Memang benar, pergi pulang naik sepeda melewati jalan berliku-liku dan naik turun membuat pantat jadi sakit dan sedikit melelahkan. Namun, entah kenapa aku tidak yakin alasan itu yang membuat Darinah terkulai lemah kembali.
"Apa perlu aku membawa dokter tampan itu kemari agar wajahmu kembali cerah, Dar?"
Darinah menatapku bingung. "Astaga, kamu betulan cemburu sama Dokter Lili, Mas?"
Aku tidak mengiyakan. Aku hanya tidak suka Darinah terlihat lebih ceria di depan laki-laki lain ketimbang di depan suaminya sendiri.
"Dar, apa perutmu masih mual?"
"Masih, Mas."
Aku mengambil obat yang diresepkan Dokter Lili dan membaca aturan minum yang tertera di dalam kemasan. "Aku ambilkan makan dulu, Dar. Setelah itu, minumlah obatnya."
Baru memakan dua suapan nasi, Darinah muntah lagi. Bibirnya mengering seperti tanah yang tidak tersentuh oleh air hujan.
"Kita pergi ke dokter lagi, ya?"
"Tidak, Mas. Lebih baik kamu elus-elus saja perutku."
Aku menuruti keinginan Darinah, mengelus-elus perutnya. Tidak lama, dia tertidur. Aku juga ikut tidur.
Aku bangun dari tidurku saat pagi telah menyapa.
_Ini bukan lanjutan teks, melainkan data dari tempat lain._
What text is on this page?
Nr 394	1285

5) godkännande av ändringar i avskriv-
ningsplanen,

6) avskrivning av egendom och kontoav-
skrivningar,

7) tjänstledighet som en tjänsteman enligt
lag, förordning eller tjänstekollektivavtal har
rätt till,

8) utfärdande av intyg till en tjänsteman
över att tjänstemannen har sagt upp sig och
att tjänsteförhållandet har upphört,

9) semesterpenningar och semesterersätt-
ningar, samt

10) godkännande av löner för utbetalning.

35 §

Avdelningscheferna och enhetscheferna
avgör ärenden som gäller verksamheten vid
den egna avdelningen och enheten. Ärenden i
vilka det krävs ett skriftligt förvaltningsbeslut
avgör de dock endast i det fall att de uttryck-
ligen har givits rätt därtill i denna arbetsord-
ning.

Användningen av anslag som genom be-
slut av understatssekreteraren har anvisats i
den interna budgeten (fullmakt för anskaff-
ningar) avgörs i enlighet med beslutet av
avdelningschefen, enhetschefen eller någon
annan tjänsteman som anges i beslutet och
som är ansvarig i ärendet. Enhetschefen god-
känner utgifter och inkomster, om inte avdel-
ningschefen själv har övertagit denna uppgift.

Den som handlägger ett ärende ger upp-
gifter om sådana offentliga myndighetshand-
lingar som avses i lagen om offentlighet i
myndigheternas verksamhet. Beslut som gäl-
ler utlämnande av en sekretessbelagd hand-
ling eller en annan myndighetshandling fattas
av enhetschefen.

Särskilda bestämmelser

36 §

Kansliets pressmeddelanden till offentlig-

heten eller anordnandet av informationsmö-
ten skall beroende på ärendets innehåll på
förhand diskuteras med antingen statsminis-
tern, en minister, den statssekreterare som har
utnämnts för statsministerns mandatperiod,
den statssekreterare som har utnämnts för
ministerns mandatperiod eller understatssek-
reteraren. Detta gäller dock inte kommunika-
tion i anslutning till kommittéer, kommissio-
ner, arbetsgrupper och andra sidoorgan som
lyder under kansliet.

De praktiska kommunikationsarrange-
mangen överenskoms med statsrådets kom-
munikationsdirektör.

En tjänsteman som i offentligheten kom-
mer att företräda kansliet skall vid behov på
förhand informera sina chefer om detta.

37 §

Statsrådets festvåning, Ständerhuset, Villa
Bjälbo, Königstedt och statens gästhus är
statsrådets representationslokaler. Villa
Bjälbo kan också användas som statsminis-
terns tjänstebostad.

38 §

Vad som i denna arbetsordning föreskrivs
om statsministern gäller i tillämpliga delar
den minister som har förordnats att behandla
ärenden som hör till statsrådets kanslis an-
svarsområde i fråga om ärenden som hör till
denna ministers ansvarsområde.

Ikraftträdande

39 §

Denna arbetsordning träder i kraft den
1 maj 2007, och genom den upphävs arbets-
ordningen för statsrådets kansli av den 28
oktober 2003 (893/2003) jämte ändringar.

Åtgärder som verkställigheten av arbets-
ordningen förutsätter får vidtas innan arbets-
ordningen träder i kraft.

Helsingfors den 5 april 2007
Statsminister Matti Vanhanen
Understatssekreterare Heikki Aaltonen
Rupanya Darinah sudah bangun lebih dulu. Istriku sedang memberi makan ayam-ayam kami di samping rumah.
"Dar, gimana keadaanmu sekarang? Apa perutnya sudah tidak mual?"
"Perutku sudah terasa enakan, Mas. Mungkin obatnya bekerja dengan baik."
Darinah berjongkok. Kulihat ke dalam matanya tampak sendu. Darinah membelai salah satu jengger ayam.
Aku ikut berjongkok, iseng menghitung ada berapa ekor ayam dalam kandang.
"Ayam-ayam kita sudah berjumlah dua puluh lima ekor, Dar?" Aku merasa kaget sekaligus takjub. Selama ini memang aku terlalu disibukkan dengan pekerjaan di sawah, jadi kurang perhatian sama hewan ternak kami.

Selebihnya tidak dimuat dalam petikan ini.